Dr Seth Berkley, CEO of Gavi, the Vaccination Alliance, was quoted saying “COVAX’s mission is to help end the acute phase of the pandemic as soon as possible”.
WHO Representative in Angola Dr Djamila Cabral said “the delivery of vaccines to Angola represents the manifestation of international solidarity and a stronger hope to save lives, and to help economies and livelihoods recover more quickly”.
“The start of the vaccination campaign offers us a light at the end of the tunnel for the protection of populations and also, an appeal to continue to work together to strengthen prevention measures against COVID-19, in particular compliance with biosafety standards, screening, and treatment, as well as improving access to health services and quality.”
Lesotho received 36,000 doses of the Oxford-AstraZeneca vaccine via COVAX, according to UNICEF.
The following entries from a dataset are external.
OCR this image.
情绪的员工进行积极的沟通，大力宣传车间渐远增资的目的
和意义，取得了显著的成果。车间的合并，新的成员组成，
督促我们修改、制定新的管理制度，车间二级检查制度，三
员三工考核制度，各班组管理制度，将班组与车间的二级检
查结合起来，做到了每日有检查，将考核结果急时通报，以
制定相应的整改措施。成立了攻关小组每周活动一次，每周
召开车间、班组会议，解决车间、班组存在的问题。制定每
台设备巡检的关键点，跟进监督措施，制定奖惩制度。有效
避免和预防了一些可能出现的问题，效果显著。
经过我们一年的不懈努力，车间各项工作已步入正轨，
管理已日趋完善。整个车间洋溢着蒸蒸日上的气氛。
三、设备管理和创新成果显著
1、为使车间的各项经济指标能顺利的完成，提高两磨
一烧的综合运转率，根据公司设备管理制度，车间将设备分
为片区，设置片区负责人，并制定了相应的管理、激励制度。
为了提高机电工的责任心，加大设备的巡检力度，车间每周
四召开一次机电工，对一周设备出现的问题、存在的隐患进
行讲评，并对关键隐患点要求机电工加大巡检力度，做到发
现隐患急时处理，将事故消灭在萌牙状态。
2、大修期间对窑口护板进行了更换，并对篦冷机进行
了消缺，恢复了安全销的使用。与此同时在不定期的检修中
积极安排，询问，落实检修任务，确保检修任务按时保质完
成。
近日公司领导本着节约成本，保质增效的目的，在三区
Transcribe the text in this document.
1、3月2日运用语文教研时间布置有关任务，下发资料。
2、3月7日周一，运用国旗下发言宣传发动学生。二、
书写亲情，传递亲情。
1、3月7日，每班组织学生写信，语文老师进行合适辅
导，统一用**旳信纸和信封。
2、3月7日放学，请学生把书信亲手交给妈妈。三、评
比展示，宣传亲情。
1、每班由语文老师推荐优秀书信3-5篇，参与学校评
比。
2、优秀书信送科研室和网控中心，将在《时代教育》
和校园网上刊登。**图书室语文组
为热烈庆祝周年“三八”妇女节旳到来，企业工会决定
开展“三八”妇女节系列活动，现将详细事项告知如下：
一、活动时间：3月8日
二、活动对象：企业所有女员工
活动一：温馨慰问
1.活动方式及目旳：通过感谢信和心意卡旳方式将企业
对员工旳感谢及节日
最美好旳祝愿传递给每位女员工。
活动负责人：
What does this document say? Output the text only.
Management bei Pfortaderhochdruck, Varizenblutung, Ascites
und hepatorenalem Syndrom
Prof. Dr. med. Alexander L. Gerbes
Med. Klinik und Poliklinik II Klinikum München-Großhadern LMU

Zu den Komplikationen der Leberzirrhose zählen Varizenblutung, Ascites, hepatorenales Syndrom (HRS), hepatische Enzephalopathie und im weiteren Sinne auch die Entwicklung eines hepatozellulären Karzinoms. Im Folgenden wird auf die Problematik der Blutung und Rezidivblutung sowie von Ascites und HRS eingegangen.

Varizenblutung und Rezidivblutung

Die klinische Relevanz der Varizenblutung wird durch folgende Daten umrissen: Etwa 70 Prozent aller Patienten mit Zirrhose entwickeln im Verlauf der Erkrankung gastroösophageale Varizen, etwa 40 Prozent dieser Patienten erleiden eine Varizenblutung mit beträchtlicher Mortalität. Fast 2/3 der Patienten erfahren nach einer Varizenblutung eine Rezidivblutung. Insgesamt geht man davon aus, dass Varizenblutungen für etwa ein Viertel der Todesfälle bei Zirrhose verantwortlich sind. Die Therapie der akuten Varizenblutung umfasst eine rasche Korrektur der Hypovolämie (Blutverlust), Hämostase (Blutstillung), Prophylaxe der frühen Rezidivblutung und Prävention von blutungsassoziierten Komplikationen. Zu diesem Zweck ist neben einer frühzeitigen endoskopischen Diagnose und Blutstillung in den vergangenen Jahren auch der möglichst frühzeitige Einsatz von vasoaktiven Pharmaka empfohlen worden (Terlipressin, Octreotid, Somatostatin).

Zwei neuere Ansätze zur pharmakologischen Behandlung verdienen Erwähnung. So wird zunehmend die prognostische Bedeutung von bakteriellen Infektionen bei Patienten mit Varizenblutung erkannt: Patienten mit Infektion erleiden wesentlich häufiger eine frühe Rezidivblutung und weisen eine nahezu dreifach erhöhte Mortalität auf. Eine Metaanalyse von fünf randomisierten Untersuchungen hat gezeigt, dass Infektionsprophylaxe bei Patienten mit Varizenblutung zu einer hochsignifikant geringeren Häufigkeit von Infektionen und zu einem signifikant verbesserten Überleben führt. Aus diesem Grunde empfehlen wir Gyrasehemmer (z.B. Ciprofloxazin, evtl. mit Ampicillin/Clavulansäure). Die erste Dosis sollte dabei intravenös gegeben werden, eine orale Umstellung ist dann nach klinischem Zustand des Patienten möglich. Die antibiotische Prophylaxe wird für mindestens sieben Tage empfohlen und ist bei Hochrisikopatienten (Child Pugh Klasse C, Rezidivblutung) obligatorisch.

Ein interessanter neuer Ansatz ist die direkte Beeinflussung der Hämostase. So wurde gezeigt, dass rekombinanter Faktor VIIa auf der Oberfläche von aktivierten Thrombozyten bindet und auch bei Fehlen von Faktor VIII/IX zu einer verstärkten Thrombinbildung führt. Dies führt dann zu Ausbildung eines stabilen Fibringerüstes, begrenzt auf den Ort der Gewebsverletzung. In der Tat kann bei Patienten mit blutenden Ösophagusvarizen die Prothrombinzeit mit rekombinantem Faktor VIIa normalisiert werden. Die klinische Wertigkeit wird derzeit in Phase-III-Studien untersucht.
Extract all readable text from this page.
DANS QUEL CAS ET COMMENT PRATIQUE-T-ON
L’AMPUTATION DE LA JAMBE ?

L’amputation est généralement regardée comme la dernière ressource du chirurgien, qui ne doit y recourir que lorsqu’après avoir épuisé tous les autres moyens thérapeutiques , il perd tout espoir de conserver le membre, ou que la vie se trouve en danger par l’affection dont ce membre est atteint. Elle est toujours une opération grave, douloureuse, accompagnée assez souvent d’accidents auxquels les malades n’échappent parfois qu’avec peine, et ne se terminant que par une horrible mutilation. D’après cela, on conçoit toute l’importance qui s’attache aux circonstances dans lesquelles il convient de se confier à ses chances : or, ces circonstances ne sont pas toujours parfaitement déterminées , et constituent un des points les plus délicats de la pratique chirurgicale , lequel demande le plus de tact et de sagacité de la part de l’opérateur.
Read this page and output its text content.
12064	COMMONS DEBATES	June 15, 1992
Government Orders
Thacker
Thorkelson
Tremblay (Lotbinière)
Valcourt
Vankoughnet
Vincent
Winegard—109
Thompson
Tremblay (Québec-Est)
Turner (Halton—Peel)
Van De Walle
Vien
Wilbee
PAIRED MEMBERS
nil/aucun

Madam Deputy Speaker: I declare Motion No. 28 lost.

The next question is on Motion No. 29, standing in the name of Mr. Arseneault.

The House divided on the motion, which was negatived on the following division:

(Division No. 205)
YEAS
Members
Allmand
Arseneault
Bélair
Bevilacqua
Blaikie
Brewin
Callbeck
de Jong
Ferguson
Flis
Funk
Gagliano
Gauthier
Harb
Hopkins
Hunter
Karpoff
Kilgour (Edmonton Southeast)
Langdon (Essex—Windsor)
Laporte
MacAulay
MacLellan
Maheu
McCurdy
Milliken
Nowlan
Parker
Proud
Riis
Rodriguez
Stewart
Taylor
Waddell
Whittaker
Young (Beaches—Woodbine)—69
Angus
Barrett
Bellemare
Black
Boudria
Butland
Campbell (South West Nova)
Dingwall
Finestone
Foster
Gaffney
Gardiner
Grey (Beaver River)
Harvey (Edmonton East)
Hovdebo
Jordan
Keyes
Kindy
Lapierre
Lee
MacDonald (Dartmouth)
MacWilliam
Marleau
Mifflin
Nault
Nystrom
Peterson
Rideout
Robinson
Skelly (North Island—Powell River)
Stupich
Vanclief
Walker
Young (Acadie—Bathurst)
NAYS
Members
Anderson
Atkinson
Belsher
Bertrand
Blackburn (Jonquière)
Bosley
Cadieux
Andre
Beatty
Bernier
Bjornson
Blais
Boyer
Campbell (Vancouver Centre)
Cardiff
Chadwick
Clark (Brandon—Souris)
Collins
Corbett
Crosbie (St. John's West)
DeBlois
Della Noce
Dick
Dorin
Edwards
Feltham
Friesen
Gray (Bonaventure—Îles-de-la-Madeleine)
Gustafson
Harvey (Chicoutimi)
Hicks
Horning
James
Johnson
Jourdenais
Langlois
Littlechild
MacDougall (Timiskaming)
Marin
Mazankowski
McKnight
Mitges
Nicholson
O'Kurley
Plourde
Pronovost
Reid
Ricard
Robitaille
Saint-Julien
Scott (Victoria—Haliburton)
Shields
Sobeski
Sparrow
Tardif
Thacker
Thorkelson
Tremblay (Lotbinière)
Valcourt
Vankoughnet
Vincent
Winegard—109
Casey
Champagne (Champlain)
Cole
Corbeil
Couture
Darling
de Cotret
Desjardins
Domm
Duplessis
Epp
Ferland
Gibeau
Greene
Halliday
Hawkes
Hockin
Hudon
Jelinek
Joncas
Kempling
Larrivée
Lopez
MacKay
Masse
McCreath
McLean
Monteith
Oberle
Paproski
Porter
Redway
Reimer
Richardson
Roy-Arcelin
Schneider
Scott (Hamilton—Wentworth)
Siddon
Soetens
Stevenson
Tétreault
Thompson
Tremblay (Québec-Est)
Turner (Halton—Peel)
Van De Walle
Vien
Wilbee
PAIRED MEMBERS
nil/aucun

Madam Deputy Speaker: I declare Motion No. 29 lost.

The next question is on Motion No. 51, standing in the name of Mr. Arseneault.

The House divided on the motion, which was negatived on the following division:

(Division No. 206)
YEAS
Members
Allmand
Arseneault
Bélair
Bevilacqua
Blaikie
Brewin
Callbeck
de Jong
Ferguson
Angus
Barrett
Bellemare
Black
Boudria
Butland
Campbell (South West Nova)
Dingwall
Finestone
“This is a momentous occasion, COVID-19 has taken a toll on countries around the world and Lesotho is no exception. We know this is the first step,” said Dr Richard Banda, WHO representative in Lesotho.
Mr Mohamed Fall, the UNICEF Regional Director for Eastern and Southern Africa, stated that: “This is such a momentous occasion for the region. Of course, this is an initial tranche of COVAX vaccines, with more to follow. Over recent months, UNICEF has been preparing for this moment by working closely with all partners to make sure that the necessary logistical and planning arrangements are in place. UNICEF stands ready to fully support the roll-out of the COVID-19 vaccines as the drive against this deadly virus shifts into a higher gear.”